Is Science Vulnerable to Software Bugs?

anorlunda · Jul 15, 2016

I'm reposting this here because it raises a fascinating kind of vulnerability (new to me). It is a vulnerabililty of any science using software for analysis to a common-mode error. The thought that 40,000 scientific teams were fooled is shocking. It is a good post, it links sources both supporting and opposing the conclusions.

http://catless.ncl.ac.uk/Risks/29.60.html said:

Faulty image analysis software may invalidate 40,000 fMRI studies
Bruce Horrocks <bruce@scorecrow.com>Thu, 7 Jul 2016 21:14:15 +0100
[Please read this to the end. PGN]

A new paper [1] suggests that as many as 40,000 scientific studies that used
Functional Magnetic Resonance Imaging (fMRI) to analyse human brain activity
may be invalid because of a software fault common to all three of the most
popular image analysis packages.

... From the paper's significance statement:

"Functional MRI (fMRI) is 25 years old, yet surprisingly its most common
statistical methods have not been validated using real data. Here, we used
resting-state fMRI data from 499 healthy controls to conduct 3 million task
group analyses. Using this null data with different experimental designs, we
estimate the incidence of significant results. In theory, we should find 5%
false positives (for a significance threshold of 5%), but instead we found
that the most common software packages for fMRI analysis (SPM, FSL, AFNI)
can result in false-positive rates of up to 70%. These results question the
validity of some 40,000 fMRI studies and may have a large impact on the
interpretation of neuroimaging results."

Two of the software related risks:

a) It is common to assume that software that is widely used must be
reliable, yet 40,000 teams did not spot these flaws[2]. The authors
identified a bug in one package that had been present for 15 years.

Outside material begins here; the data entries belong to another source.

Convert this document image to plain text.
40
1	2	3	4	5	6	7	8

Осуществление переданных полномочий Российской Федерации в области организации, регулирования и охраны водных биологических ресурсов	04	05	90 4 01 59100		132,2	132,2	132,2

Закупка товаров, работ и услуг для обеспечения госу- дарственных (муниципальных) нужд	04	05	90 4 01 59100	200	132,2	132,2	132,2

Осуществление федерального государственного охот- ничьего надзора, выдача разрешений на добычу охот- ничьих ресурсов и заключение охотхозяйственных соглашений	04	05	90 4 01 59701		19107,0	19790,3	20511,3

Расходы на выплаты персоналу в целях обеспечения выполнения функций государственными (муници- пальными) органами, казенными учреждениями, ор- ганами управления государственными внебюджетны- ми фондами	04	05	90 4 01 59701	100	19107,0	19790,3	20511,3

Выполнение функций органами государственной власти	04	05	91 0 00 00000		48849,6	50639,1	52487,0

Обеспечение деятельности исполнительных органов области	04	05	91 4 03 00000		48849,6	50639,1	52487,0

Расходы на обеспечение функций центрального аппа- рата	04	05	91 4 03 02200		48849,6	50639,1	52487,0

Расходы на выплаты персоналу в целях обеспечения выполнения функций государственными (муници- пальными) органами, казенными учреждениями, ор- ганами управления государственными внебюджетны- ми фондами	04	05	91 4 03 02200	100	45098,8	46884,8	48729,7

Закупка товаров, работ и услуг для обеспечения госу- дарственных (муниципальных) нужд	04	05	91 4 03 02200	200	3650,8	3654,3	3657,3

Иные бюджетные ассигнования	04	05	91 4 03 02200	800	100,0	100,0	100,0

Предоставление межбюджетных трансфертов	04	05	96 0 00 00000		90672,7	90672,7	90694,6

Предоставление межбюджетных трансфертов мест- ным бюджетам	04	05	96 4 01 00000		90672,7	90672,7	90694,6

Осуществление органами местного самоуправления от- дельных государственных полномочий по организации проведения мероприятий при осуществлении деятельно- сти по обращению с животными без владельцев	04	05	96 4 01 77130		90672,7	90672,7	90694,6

b) Quoting from the paper: "It is not feasible to redo 40,000 fMRI studies,
and lamentable archiving and data-sharing practices mean most could not
be reanalyzed either."

[1] "Cluster failure: Why fMRI inferences for spatial extent have inflated
false-positive rates" by Anders Eklund, Thomas E. Nichols and Hans
Knufsson. <http://www.pnas.org/content/early/2016/06/27/1602413113.full>

[2] That's so many you begin to wonder if this paper might itself be wrong?
Expect to see a retraction in a future RISKS. ;-)

[Also noted by Lauren Weinstein in *The Register*:]
http://www.theregister.co.uk/2016/07/03/mri_software_bugs_could_upend_years_of_research/

[And then there is this counter-argument, noted by Mark Thorson:
http://blogs.discovermagazine.com/neuroskeptic/2016/07/07/false-positive-fmri-mainstream/

The author (Neuroskeptic) notes that Eklund et al. have discovered a
different kind of bug in AFNI, but does not apply to FSL and SPM, and does
not "invalidate 15 years of brain research." PGN]

I would think that this issue supports mandating that the raw data of all scientific studies should be open sourced and archived publicly. That way, the data could be re-processed in the future when improved (or corrected) tools become available, and published conclusions could be automatically updated or automatically deprecated.

jedishrfu · Jul 15, 2016

Yes, this is what is done at some professional labs, especially where new models of analysis are being developed and you have the need to compare the existing model with the newer faster/better one.

However, bugs such as this are a very difficult problem to uncover with the Intel Pentium bug as a notable example. A bug can be in the sensor electronics used to measure something, or in the processor hardware, or faulty memory/storage, or firmware or driver, or library software or the application itself. At each level, testing is done with varying levels of coverage with the final application being the least tested.

It also brings back the notion that everything that we do is essentially a house of cards and I agree we need to prepare for the evitable with backups of key data or risk having to rerun an experiment.

More on the Pentium bug:

https://en.wikipedia.org/wiki/Pentium_FDIV_bug

https://www.cs.earlham.edu/~dusko/cs63/fdiv.html

anorlunda · Jul 15, 2016

It is easy to visualize (but perhaps hard to implement) a system where all papers published digitally contain links pointing to their dependencies. Citations of prior work, and links to hardware and software dependencies for example. Thereafter, there would be two ways to go.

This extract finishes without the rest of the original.